17 de marzo de 2015

Diario (9-11-2014)

Nos estamos convirtiendo en máquinas, nos hemos insensibilizado al sufrimiento ajeno, estamos bombardeados a diario con noticias de guerras, enfermedades, accidentes... ya nos hemos acostumbrado, pensamos que es terrible y lo asimilamos de forma casi automática antes de seguir con nuestra rutina, pero no empatizamos, no sentimos el vacío de las vidas que se van, el dolor de las familias. Hasta que nos toca de cerca, claro, entonces leemos la noticia en el periódico muy despacio, revisando cada palabra y viendo las fotografías con un nudo en el pecho, con una sensación de ingravidez, como si hubiésemos tomado en ese preciso momento conciencia del mundo y de lo efímero de nuestra naturaleza, de que nada es seguro, de que todos los problemas que tenemos no son nada, de que no somos nada.
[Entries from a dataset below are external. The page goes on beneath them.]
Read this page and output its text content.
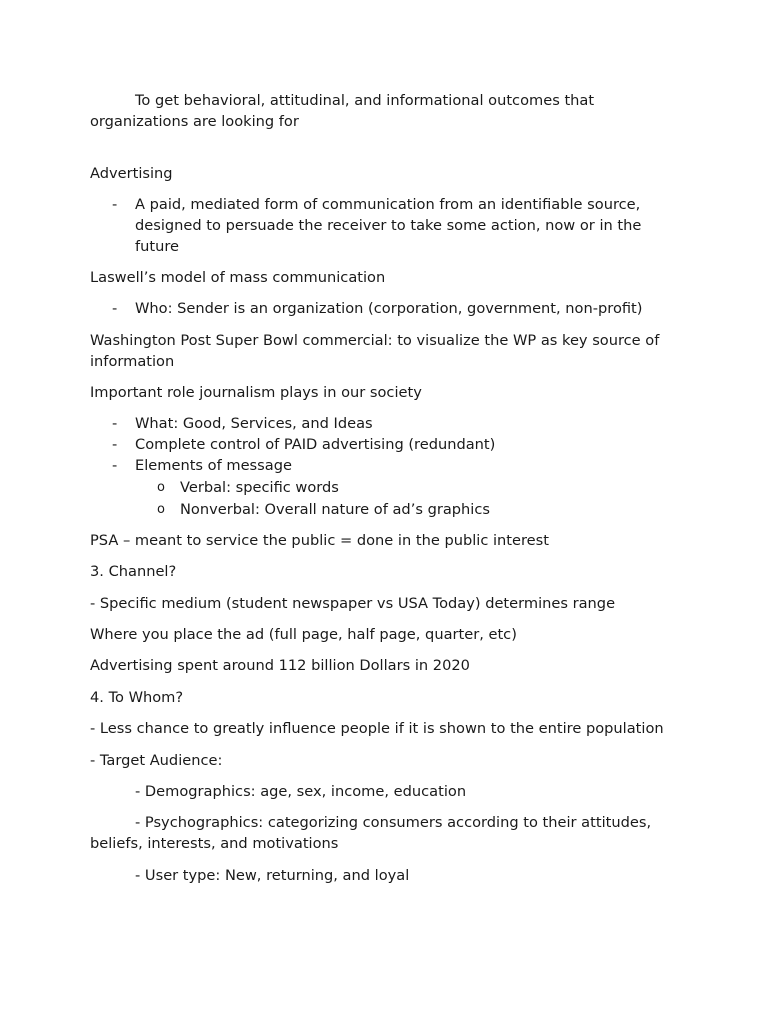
To get behavioral, attitudinal, and informational outcomes that organizations are looking for

Advertising

- A paid, mediated form of communication from an identifiable source, designed to persuade the receiver to take some action, now or in the future

Laswell’s model of mass communication

- Who: Sender is an organization (corporation, government, non-profit)

Washington Post Super Bowl commercial: to visualize the WP as key source of information

Important role journalism plays in our society

- What: Good, Services, and Ideas
- Complete control of PAID advertising (redundant)
- Elements of message
o Verbal: specific words
o Nonverbal: Overall nature of ad’s graphics

PSA – meant to service the public = done in the public interest

3. Channel?

- Specific medium (student newspaper vs USA Today) determines range

Where you place the ad (full page, half page, quarter, etc)

Advertising spent around 112 billion Dollars in 2020

4. To Whom?

- Less chance to greatly influence people if it is shown to the entire population

- Target Audience:

- Demographics: age, sex, income, education

- Psychographics: categorizing consumers according to their attitudes, beliefs, interests, and motivations

- User type: New, returning, and loyal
Y sin saber bien porqué te acuerdas del Ébola, que no hace mucho abría todos los informativos y era prioridad absoluta; ahora está fuera de nuestra realidad, ya ha pasado a segundo plano, ya no nos importa tanto, sin embargo en África siguen muriendo personas a diario. Y te sientes como una mierda, piensas que no hace falta un infierno después de la muerte porque ya está aquí, la falta real de empatía y sensibilidad -con otras personas, con los animales, con la propia naturaleza- es nuestra condena a la extinción.

Pese a todo quieres pensar que no es tarde, que podemos cambiar, que de alguna forma estamos a tiempo de ser mejores, de hacer nuestro mundo más agradable, de ayudar cuando se pueda, de sentir a los demás, con pequeños gestos, con sinceridad, con humanidad... al fin y al cabo es lo único que nos queda.